O.V-VIDEO


NEVERMORE
, 2018
HD Video, 3 minutes, 3 seconds, colour.

This three minute long video shows a dream of the artist, using the subjective figurative, “normal” for an oneiric reality. Nevermore is the single word the Raven repeats over and over again in Edgar Allan Poe’s eponymous gothic poem, which, in Albanian, was masterfully translated in the early twentieth century by the author and former prime minister Fan Stilian Noli.
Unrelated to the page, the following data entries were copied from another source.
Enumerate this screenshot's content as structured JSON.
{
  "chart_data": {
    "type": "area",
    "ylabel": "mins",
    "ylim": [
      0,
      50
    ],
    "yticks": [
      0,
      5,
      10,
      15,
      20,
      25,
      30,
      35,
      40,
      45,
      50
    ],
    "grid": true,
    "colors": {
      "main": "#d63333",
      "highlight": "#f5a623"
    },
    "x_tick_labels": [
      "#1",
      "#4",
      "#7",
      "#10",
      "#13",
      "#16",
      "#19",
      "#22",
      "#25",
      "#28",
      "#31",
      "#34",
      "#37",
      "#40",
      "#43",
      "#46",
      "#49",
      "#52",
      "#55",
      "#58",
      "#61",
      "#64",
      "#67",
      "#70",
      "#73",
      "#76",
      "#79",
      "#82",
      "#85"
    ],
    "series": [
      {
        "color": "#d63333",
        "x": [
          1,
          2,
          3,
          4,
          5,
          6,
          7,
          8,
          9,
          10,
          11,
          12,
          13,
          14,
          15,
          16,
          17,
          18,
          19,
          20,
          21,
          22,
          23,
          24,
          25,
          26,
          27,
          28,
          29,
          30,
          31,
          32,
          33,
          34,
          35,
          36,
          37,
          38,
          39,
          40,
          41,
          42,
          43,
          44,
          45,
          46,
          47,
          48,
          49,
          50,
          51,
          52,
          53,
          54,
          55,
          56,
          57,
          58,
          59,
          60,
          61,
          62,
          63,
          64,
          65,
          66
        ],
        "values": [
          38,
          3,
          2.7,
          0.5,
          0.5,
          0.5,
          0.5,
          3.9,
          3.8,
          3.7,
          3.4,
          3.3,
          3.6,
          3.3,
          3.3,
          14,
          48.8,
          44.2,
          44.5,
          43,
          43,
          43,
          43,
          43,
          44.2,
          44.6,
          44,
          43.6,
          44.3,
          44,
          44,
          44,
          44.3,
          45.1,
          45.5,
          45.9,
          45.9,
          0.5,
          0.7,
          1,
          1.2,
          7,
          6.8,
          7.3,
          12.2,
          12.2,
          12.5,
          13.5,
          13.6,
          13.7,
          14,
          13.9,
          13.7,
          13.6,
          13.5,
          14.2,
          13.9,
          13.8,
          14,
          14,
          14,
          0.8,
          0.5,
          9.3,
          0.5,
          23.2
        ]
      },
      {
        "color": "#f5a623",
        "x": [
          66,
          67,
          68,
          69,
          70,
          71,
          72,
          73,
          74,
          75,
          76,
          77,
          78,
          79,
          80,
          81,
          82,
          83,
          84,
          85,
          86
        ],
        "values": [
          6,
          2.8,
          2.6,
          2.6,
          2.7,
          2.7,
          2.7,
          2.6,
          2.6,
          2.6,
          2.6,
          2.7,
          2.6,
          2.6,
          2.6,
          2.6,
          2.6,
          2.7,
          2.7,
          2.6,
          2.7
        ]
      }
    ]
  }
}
Vorpsi’s Nevermore tells about the impossibility of the return; it is the eating away of the reality from the march of time and the approach of death. Or, put more simply, it is the inability to get back, even for a second, to what was before and simply is no more. The spine of Vorpsi’s video is based on logical dissonance, “décousu” in French, making the work difficult to translate into everyday logic. The surreal insert in the middle of the video, suffused with silent film effects such as scratches and grainy texture, highlights the dream element. The importance that the artist gives to the act of literally pulling out one’s heart translates, into a contemporary elegiac spirit, a famous Albanian saying regarding generosity: “For the guest [an Albanian offers] bread, salt and a full heart.” This ultimate act – which literally shows the transition from one world to the other – clearly indicates that the artist offers everything she has for anyone who enters her heart and soul, overcoming all sorts of ‘unreasonable’ suspicions that a contemporary ‘rational’ man may have.

The defining and succinct work of Vorpsi floats above a psychological and existential riverbed. This can be read in a personal way – a free association about the impossibility of controlling human relationships and the difficulty of interpreting personal and surreal stories of other human beings.

The work’s intensity, loneliness and laconism, recalls the similar obsession and complex relationship between an artist and his muse found in Ernesto Sabato’s classic existential novel The Tunnel (1948), or in David Lynch’s intoxicating gothic neo-noir Eraserhead (1977).